望潮亭通信

無常なる世界を見るは楽しかり

子供の悲惨な写真

 数年前にシリア北部アレッポで、反体制派が支配する地域にアサド政府軍とロシア軍によるとみられる空爆が続き、少なからぬ民間人の死傷者が出ていると報じられた。欧米メディアでは、崩れたビルから救出された子供の姿など、悲惨さを強調し、同情心を煽る写真が大きく扱われた。

 アレッポから悲惨さを伝える情報発信が行われるのは、国際的な人権組織が入って活動していたからだ。アサド政権の支配地域では活動に制約があるということなので情報は乏しく、おそらく米軍主導の有志連合がISに対して行うという空爆によっても民間人に被害が出ている可能性があるが、それらの地域での悲惨さはほとんど伝えられない。

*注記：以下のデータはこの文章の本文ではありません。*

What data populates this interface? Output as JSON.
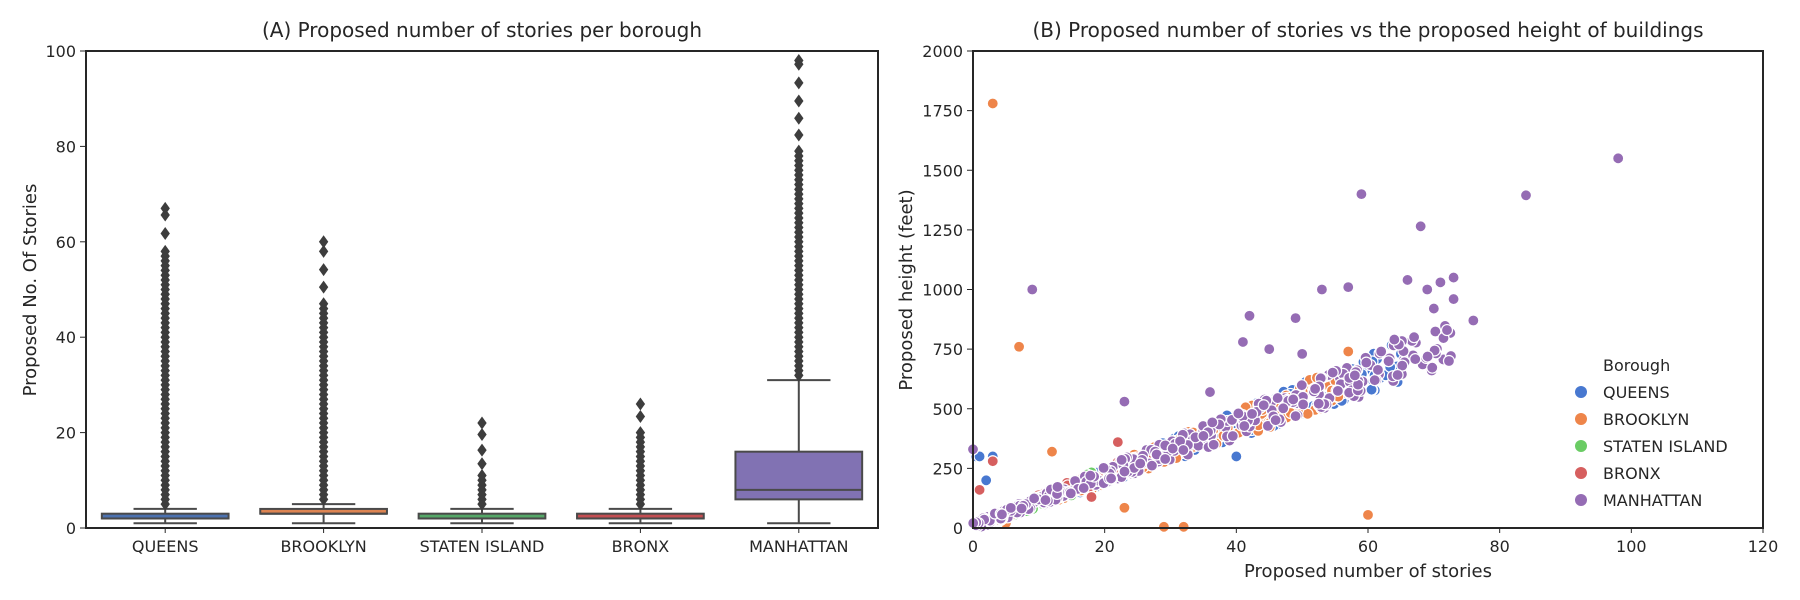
{
  "chart_data": [
    {
      "type": "box",
      "title": "(A) Proposed number of stories per borough",
      "xlabel": "",
      "ylabel": "Proposed No. Of Stories",
      "ylim": [
        0,
        100
      ],
      "yticks": [
        0,
        20,
        40,
        60,
        80,
        100
      ],
      "grid": false,
      "categories": [
        "QUEENS",
        "BROOKLYN",
        "STATEN ISLAND",
        "BRONX",
        "MANHATTAN"
      ],
      "colors": [
        "#4c72b0",
        "#dd8452",
        "#55a868",
        "#c44e52",
        "#8172b3"
      ],
      "boxes": [
        {
          "category": "QUEENS",
          "whisker_low": 1,
          "q1": 2,
          "median": 2,
          "q3": 3,
          "whisker_high": 4,
          "outliers_max": 67,
          "outlier_spread": 0.85
        },
        {
          "category": "BROOKLYN",
          "whisker_low": 1,
          "q1": 3,
          "median": 3,
          "q3": 4,
          "whisker_high": 5,
          "outliers_max": 60,
          "outlier_spread": 0.75
        },
        {
          "category": "STATEN ISLAND",
          "whisker_low": 1,
          "q1": 2,
          "median": 2,
          "q3": 3,
          "whisker_high": 4,
          "outliers_max": 22,
          "outlier_spread": 0.35
        },
        {
          "category": "BRONX",
          "whisker_low": 1,
          "q1": 2,
          "median": 2,
          "q3": 3,
          "whisker_high": 4,
          "outliers_max": 26,
          "outlier_spread": 0.7
        },
        {
          "category": "MANHATTAN",
          "whisker_low": 1,
          "q1": 6,
          "median": 8,
          "q3": 16,
          "whisker_high": 31,
          "outliers_max": 98,
          "outlier_spread": 0.7
        }
      ]
    },
    {
      "type": "scatter",
      "title": "(B) Proposed number of stories vs the proposed height of buildings",
      "xlabel": "Proposed number of stories",
      "ylabel": "Proposed height (feet)",
      "xlim": [
        0,
        120
      ],
      "ylim": [
        0,
        2000
      ],
      "xticks": [
        0,
        20,
        40,
        60,
        80,
        100,
        120
      ],
      "yticks": [
        0,
        250,
        500,
        750,
        1000,
        1250,
        1500,
        1750,
        2000
      ],
      "grid": false,
      "legend_title": "Borough",
      "legend_position": "lower-right",
      "series": [
        {
          "name": "QUEENS",
          "color": "#4878d0",
          "trend_max": 65,
          "points": [
            [
              0.5,
              300
            ],
            [
              1,
              300
            ],
            [
              2,
              200
            ],
            [
              3,
              300
            ],
            [
              40,
              300
            ],
            [
              65,
              730
            ],
            [
              66,
              720
            ],
            [
              61,
              640
            ],
            [
              45,
              450
            ],
            [
              50,
              480
            ]
          ]
        },
        {
          "name": "BROOKLYN",
          "color": "#ee854a",
          "trend_max": 57,
          "points": [
            [
              3,
              1780
            ],
            [
              7,
              760
            ],
            [
              60,
              55
            ],
            [
              23,
              85
            ],
            [
              29,
              5
            ],
            [
              32,
              5
            ],
            [
              57,
              740
            ],
            [
              5,
              20
            ],
            [
              12,
              320
            ]
          ]
        },
        {
          "name": "STATEN ISLAND",
          "color": "#6acc64",
          "trend_max": 18,
          "points": [
            [
              2,
              30
            ],
            [
              3,
              40
            ]
          ]
        },
        {
          "name": "BRONX",
          "color": "#d65f5f",
          "trend_max": 28,
          "points": [
            [
              3,
              280
            ],
            [
              1,
              160
            ],
            [
              18,
              130
            ],
            [
              22,
              360
            ]
          ]
        },
        {
          "name": "MANHATTAN",
          "color": "#956cb4",
          "trend_max": 73,
          "points": [
            [
              0,
              330
            ],
            [
              9,
              1000
            ],
            [
              59,
              1400
            ],
            [
              68,
              1265
            ],
            [
              84,
              1395
            ],
            [
              98,
              1550
            ],
            [
              42,
              890
            ],
            [
              49,
              880
            ],
            [
              53,
              1000
            ],
            [
              57,
              1010
            ],
            [
              66,
              1040
            ],
            [
              71,
              1030
            ],
            [
              73,
              1050
            ],
            [
              76,
              870
            ],
            [
              72,
              830
            ],
            [
              69,
              1000
            ],
            [
              73,
              960
            ],
            [
              70,
              920
            ],
            [
              41,
              780
            ],
            [
              45,
              750
            ],
            [
              50,
              730
            ],
            [
              23,
              530
            ],
            [
              36,
              570
            ],
            [
              58,
              640
            ],
            [
              64,
              790
            ],
            [
              62,
              740
            ],
            [
              67,
              800
            ]
          ]
        }
      ]
    }
  ]
}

 新聞やテレビ以外にネットによる情報発信も活発になったが、情報源に制約があり、特定の意図に沿った情報誘導が行われることも珍しくない。シリア内戦に関して膨大な情報が発信されているが、それらの情報を熱心にフォローしたとしても、シリア内戦の正確な偏らない全体像が構築できるとは限らない。民間人の犠牲の悲惨さに心を痛め、同情するのは自然だろうが、同情するように情報操作されている可能性がある。

 欧州メディアには「前科」がある。ボスニアコソボの紛争で、子供を含む家族の殺害された写真や女性の被害など、対立する一方の側の被害だけを強調して世論を誘導し、NATOの介入などへ道を開いた。メディアに特定の意図はなく、その時々のニュース価値だけで判断していたのかもしれないが、結果として、対立する一方の側の暴力に対する批判だけを高めることに協力した。

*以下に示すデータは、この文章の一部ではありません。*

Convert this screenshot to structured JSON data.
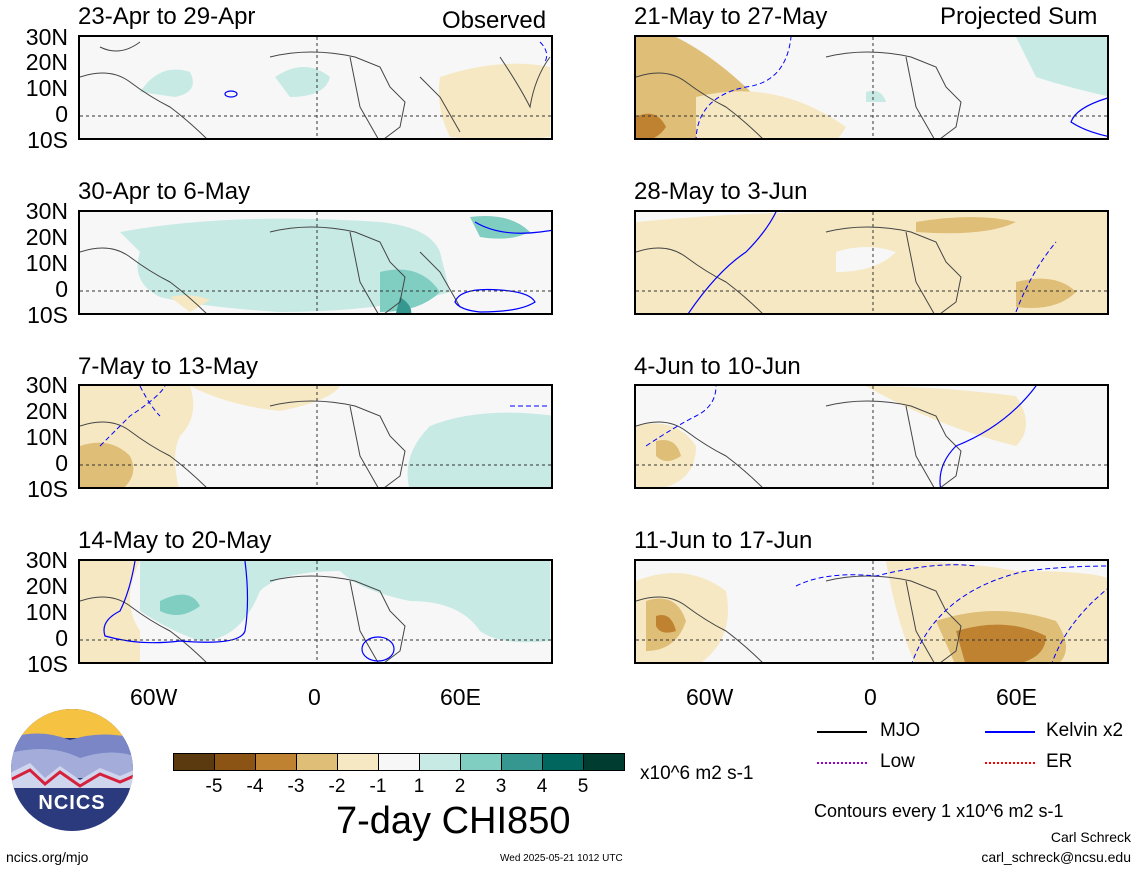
{
  "header": {
    "left_label": "Observed",
    "right_label": "Projected Sum"
  },
  "latitude_labels": [
    "30N",
    "20N",
    "10N",
    "0",
    "10S"
  ],
  "longitude_labels": [
    "60W",
    "0",
    "60E"
  ],
  "panels": [
    {
      "title": "23-Apr to 29-Apr"
    },
    {
      "title": "30-Apr to 6-May"
    },
    {
      "title": "7-May to 13-May"
    },
    {
      "title": "14-May to 20-May"
    },
    {
      "title": "21-May to 27-May"
    },
    {
      "title": "28-May to 3-Jun"
    },
    {
      "title": "4-Jun to 10-Jun"
    },
    {
      "title": "11-Jun to 17-Jun"
    }
  ],
  "colorbar": {
    "labels": [
      "-5",
      "-4",
      "-3",
      "-2",
      "-1",
      "1",
      "2",
      "3",
      "4",
      "5"
    ],
    "colors": [
      "#5a3a0e",
      "#8c5414",
      "#bf8231",
      "#dfbe78",
      "#f6e8c3",
      "#f7f7f7",
      "#c7eae5",
      "#80cdc1",
      "#35978f",
      "#01665e",
      "#003c30"
    ],
    "units": "x10^6 m2 s-1",
    "title": "7-day CHI850"
  },
  "legend": {
    "items": [
      {
        "label": "MJO",
        "color": "#000000"
      },
      {
        "label": "Kelvin x2",
        "color": "#0000ff"
      },
      {
        "label": "Low",
        "color": "#9900cc"
      },
      {
        "label": "ER",
        "color": "#ff0000"
      }
    ],
    "contour_note": "Contours every 1 x10^6 m2 s-1"
  },
  "logo": {
    "text": "NCICS"
  },
  "footer": {
    "url": "ncics.org/mjo",
    "timestamp": "Wed 2025-05-21 1012 UTC",
    "author": "Carl Schreck",
    "email": "carl_schreck@ncsu.edu"
  }
}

 傷ついた子供の写真を見せられると、人は感情を揺すぶられる。助けてあげたい、救ってあげたいとの思いを刺激されるが、写真に写った傷ついた子供は遥か遠くの土地にいるので、何もしてあげられない。その種の無力感は、例えば、空爆を行っている国や組織に対する怒りを増幅させよう。傷ついた子供がいるのだから怒りには正当性が与えられようし、感情に支えられた正当性は、相手側に対する攻撃(反撃)を正当化したりする。

 子供を傷つけているような国や組織に対する攻撃が行われると、そこでも傷つき、死ぬ子供たちや民間人が出るのだが、そのような写真が発信されたとしてもメディアはもう取り上げないだろう。非道な「敵」に「罰」を与えることを支持するように世論を形成したなら、それに疑いを持たせるような報道は控えられる。メディアが正義を言い立てて、「戦いの正当性」を批判しなくなることは珍しいことではない。

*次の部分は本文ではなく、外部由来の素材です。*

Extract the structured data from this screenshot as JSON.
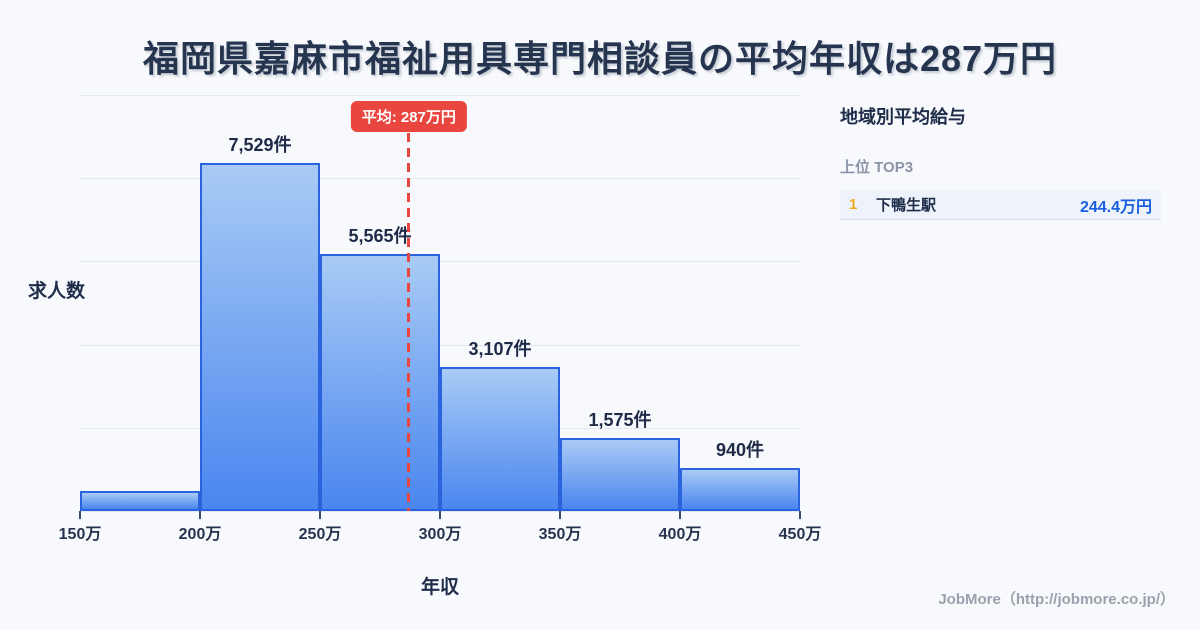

 悲惨な子供の写真といえば、内戦のシリアから逃れギリシャを目指したボートが転覆し、トルコの海岸に打ち上げられた3歳児の溺死写真を欧州メディアは大きく取り上げた。これで、悲惨な状況にあるシリア難民に対する同情が一気に高まり、世論に押されて欧州各国が難民受け入れに積極的になり、各国が大量の難民を受け入れ始めた……とは、ならなかった。遠く離れた土地での子供には同情するだけで済むが、実際に負担を伴うとなると感情に動かされてばかりもいられないということか。